Zomato’s CAGR predicted to be 21% from FY23 to FY27, focusing on high-frequency customers
- ByStartupStory | April 10, 2023
Zomato, a food delivery service, is predicted to grow at a compound annual growth rate (CAGR) of 21% from FY23 to FY27, according to a report from brokerage firm JM Financial, which revised its prior forecast of 25%. The annual growth of investments over a given time period is referred to as CAGR. Instead of concentrating on growing the long tail of customers who order infrequently, the company led by Deepinder Goyal is now investing in customers with high order frequencies. The report dated April 6 stated that while this strategy may increase profitability in the long run, it will have an impact on the growth of monthly transacting users in the short term, which will cause it to revise its earlier growth forecast.
In order to counteract the decline in the number of food deliveries, Zomato relaunched the Gold loyalty programme in January.

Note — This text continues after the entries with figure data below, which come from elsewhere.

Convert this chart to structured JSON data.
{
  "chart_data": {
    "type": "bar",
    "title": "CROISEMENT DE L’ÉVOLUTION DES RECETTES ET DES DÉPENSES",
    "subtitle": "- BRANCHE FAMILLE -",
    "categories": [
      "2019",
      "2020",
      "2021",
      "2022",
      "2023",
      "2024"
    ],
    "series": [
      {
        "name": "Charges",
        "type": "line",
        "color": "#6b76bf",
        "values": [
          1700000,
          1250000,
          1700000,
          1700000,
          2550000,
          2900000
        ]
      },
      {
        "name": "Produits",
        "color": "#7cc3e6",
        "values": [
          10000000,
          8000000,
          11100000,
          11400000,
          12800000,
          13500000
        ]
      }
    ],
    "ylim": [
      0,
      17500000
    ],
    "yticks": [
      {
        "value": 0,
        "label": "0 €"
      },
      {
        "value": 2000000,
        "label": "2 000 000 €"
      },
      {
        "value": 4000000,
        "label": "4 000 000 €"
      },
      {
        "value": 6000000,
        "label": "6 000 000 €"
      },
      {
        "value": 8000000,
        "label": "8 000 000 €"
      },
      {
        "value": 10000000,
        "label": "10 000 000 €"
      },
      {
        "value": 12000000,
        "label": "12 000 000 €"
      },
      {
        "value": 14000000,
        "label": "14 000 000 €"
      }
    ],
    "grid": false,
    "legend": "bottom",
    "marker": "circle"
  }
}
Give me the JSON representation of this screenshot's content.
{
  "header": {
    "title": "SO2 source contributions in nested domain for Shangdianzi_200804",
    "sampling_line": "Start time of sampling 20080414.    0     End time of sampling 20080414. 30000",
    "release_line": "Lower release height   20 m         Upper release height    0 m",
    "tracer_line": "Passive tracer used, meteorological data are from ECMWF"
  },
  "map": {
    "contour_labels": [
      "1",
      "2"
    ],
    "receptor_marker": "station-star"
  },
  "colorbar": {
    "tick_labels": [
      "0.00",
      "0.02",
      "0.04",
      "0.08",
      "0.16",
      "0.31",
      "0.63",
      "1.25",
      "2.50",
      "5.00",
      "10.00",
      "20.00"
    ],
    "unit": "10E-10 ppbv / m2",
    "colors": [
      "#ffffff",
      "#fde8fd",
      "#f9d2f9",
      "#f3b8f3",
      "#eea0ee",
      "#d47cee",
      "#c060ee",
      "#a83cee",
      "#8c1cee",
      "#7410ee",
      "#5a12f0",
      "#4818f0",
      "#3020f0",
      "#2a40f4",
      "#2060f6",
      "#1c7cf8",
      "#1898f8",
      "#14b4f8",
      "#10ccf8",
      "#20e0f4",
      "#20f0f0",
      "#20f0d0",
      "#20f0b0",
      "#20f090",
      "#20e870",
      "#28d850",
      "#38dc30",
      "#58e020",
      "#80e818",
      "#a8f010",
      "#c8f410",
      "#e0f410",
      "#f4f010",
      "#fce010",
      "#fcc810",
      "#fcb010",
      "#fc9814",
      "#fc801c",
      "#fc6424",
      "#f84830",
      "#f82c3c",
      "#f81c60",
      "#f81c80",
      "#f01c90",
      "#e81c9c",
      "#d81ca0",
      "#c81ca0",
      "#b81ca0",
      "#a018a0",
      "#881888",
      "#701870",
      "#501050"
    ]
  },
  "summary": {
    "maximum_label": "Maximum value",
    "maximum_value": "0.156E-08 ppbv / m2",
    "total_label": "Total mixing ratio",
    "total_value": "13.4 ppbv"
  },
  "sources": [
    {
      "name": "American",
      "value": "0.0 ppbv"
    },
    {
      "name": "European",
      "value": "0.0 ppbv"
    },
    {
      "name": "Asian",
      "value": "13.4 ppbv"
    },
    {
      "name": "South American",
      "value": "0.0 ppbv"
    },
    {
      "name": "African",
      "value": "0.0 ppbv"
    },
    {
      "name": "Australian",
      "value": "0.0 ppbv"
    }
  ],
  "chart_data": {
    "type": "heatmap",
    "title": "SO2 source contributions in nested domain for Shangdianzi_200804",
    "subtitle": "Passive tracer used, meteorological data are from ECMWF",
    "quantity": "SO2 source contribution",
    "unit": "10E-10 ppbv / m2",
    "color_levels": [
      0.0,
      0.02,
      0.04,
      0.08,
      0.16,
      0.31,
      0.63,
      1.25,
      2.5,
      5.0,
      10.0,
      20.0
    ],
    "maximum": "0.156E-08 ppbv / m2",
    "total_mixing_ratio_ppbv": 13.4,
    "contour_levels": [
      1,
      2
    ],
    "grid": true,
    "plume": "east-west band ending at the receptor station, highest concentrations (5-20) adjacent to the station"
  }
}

According to the report, the re-pricing of the membership fee and the shutdown of operations in 225 cities that were losing money should help the company reach profitability soon. Due to the much larger total addressable market that quick commerce offers than food delivery, especially as the level of competition is waning, Zomato and rival Swiggy are doubling down on it as a growth frontier. As part of their future strategies, both businesses are investing more money incrementally in quick commerce than in food delivery.